Decrying the "barbaric attack in Manchester," England, Pope Francis sent his condolences and prayers to all those affected "by this senseless act of violence," an attack on a concert that British officials said was the deadliest case of terrorism since 2005.
In a telegram sent on the pope's behalf by Cardinal Pietro Parolin, Vatican secretary of state, the cardinal said the pope "was deeply saddened to learn of the injury and tragic loss of life" after a suicide bomb explosion killed at least 22 people and injured another 59 at Manchester Arena on May 22. Many concertgoers at the Ariana Grande concert were teenagers, young adults and families.
The pope "expresses his heartfelt solidarity with all those affected by this senseless act of violence," the telegram said, as "he commends the generous efforts of the emergency and security personnel and offers the assurance of his prayers for the injured, and for all who have died."
"Mindful in a particular way of those children and young people who have lost their lives, and of their grieving families, Pope Francis invokes God's blessings of peace, healing and strength upon the nation."
In Britain, Cardinal Vincent Nichols of Westminster, president of the Bishops' Conference of England and Wales, and other Catholic leaders offered prayers for the victims of the attacks and their families.
"My shock and dismay at the horrendous killing of young and innocent people in the Manchester Arena last night is, I know, shared by all people of goodwill," Cardinal Nichols said in a May 23 statement posted on the Westminster archdiocesan website. "I know, too, that Catholics and many others will be praying earnestly for those who have been killed, for the bereaved and for grieving loved ones.
"We pray in support of all those working so hard in response to this tragedy: the police and security forces, hospital staff, neighbors and friends and for all the people of Manchester. May God, in his mercy, strengthen and sustain us and keep us firmly united in the face of all evil."
The terrorist attack took place within the Diocese of Salford, which incorporates most of Manchester and much of northwest England.
Bishop John Arnold of Salford offered a lunchtime Mass on May 23 at St. Mary's, a popular city-center church close to Manchester Arena.
In a statement the same day, he said: "The citizens of Manchester and the members of the Catholic community are united in condemning the attack on the crowds at the Manchester Arena.

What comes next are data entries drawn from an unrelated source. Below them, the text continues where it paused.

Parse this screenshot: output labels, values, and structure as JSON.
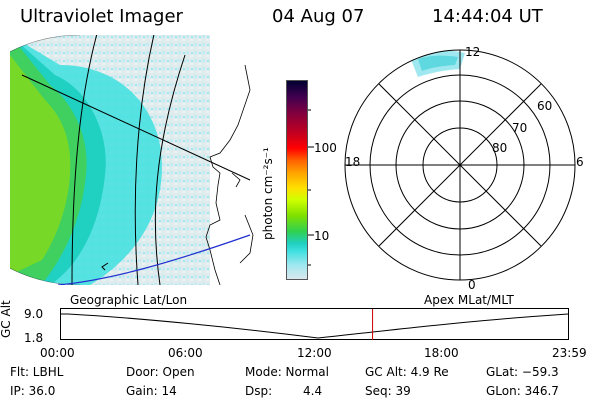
{
  "header": {
    "instrument": "Ultraviolet Imager",
    "date": "04 Aug 07",
    "time": "14:44:04 UT"
  },
  "colorbar": {
    "unit_label": "photon cm⁻²s⁻¹",
    "ticks": [
      "100",
      "10"
    ],
    "colors": [
      "#000030",
      "#400050",
      "#800040",
      "#c00020",
      "#ff0000",
      "#ff6000",
      "#ffa000",
      "#ffe000",
      "#d0ff00",
      "#80e000",
      "#30d050",
      "#20d0c0",
      "#40e0e0",
      "#a0e8f0",
      "#d8e8ec"
    ]
  },
  "polar_plot": {
    "mlt_labels": [
      "12",
      "18",
      "6",
      "0"
    ],
    "lat_labels": [
      "60",
      "70",
      "80"
    ]
  },
  "timeline": {
    "left_title": "Geographic Lat/Lon",
    "right_title": "Apex MLat/MLT",
    "axis_label": "GC Alt",
    "y_ticks": [
      "9.0",
      "1.8"
    ],
    "x_ticks": [
      "00:00",
      "06:00",
      "12:00",
      "18:00",
      "23:59"
    ],
    "marker_time": "14:44",
    "marker_color": "#cc0000"
  },
  "status": {
    "flt": "Flt: LBHL",
    "ip": "IP: 36.0",
    "door": "Door: Open",
    "gain": "Gain: 14",
    "mode": "Mode: Normal",
    "dsp_label": "Dsp:",
    "dsp_value": "4.4",
    "gc_alt": "GC Alt: 4.9 Re",
    "seq": "Seq: 39",
    "glat": "GLat: −59.3",
    "glon": "GLon: 346.7"
  }
}
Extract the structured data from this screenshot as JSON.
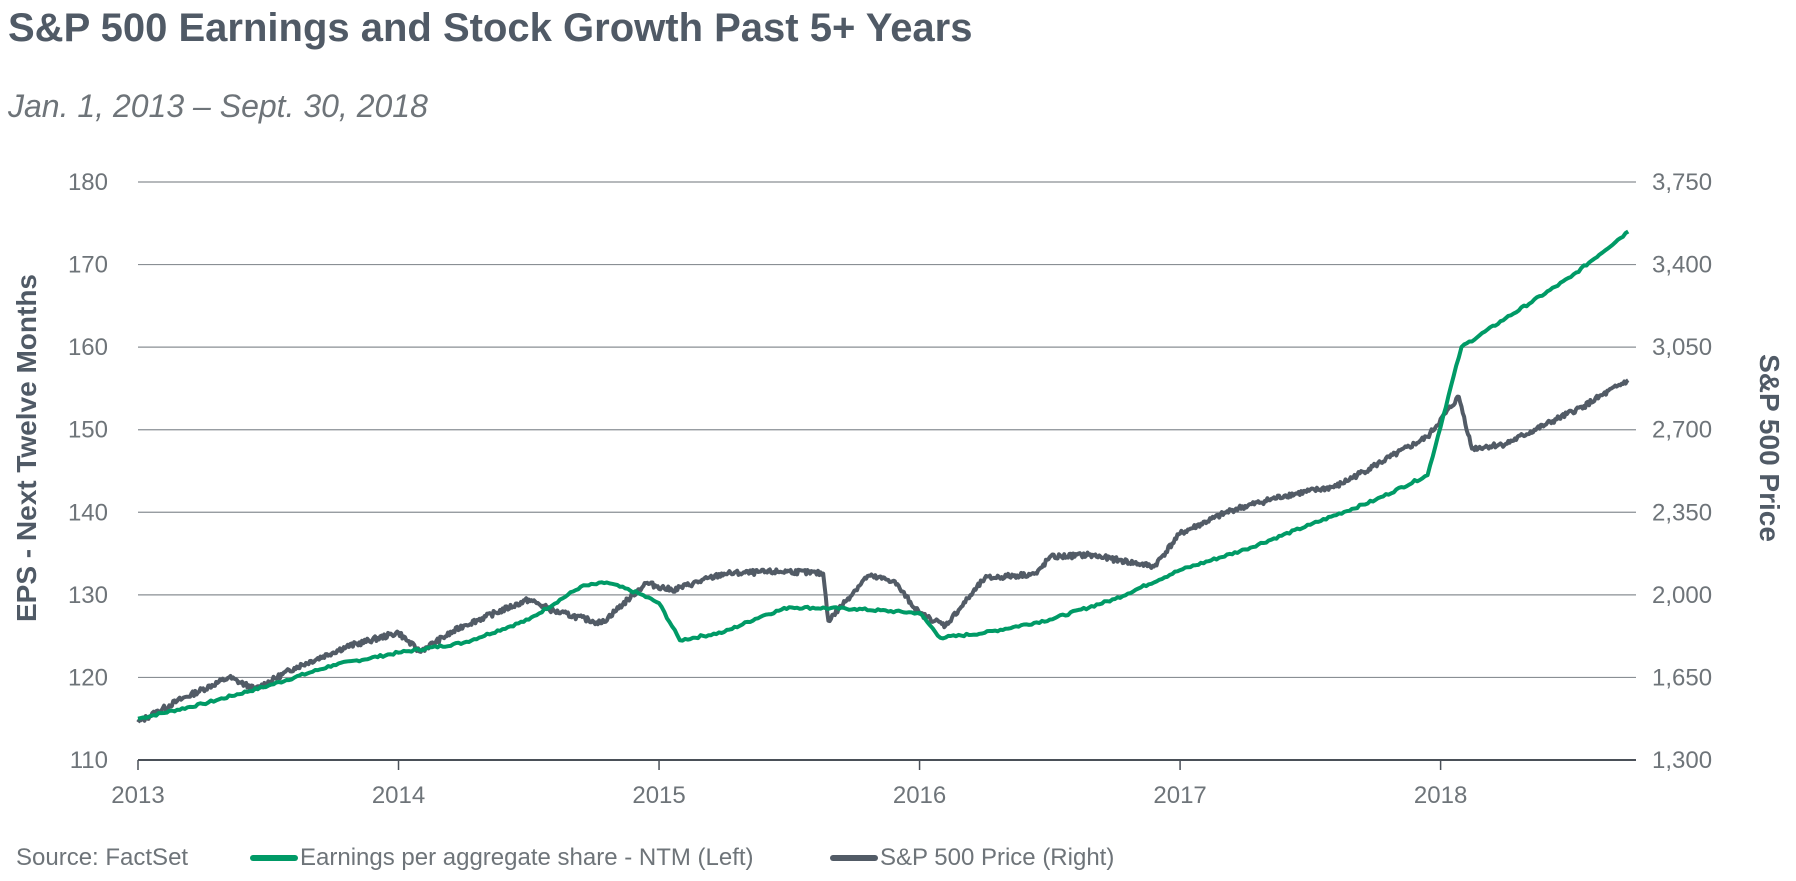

"Such an attack can have no justification. I thank the emergency services for their prompt and speedy response which saved lives," he continued. "We join in prayer for all those who have died and for the injured and their families and all affected by this tragedy. We must all commit ourselves to working together, in every way, to help the victims and their families and to build and strengthen our community solidarity."
Bishop Mark Davies of Shrewsbury, whose diocese covers southern parts of Manchester, wrote to his clergy, urging them to pray for the victims and their families.
"Let us also keep in our prayer the police and emergency services, together with all hospital staff and chaplains," he said in his letter.
The bishop added: "Together with church and religious leaders in Greater Manchester, I ask the prayers of your parishioners for peace and solidarity in all our communities that the hate which inspires such indiscriminate violence may be overcome by that love which faith and prayer inspires in our hearts. I hope the days ahead, overshadowed by this atrocity, will lead us all to such prayer and active charity."
Cardinal Daniel N. DiNardo of Galveston-Houston, president of the U.S. Conference of Catholic Bishops, wrote Bishop Arnold to assure him of the prayers of Catholics in the United States.
"Words are not enough to convey the deep shock and sadness with which Catholics and all people of goodwill in the United States learned of the horrible attack which took place yesterday at England's Manchester Arena," said his letter, released on May 23 in Washington. He mentioned "the unspeakable loss of life, terrible injuries, and untold trauma to families—especially to children."
"Evil, as dense and dark as it is, never has the last word," Cardinal DiNardo wrote. "As we prepare to celebrate the new dawn of Pentecost again, may the Easter words of the risen Christ, 'Peace be with you,' settle deep into the hearts of the citizens of your great country."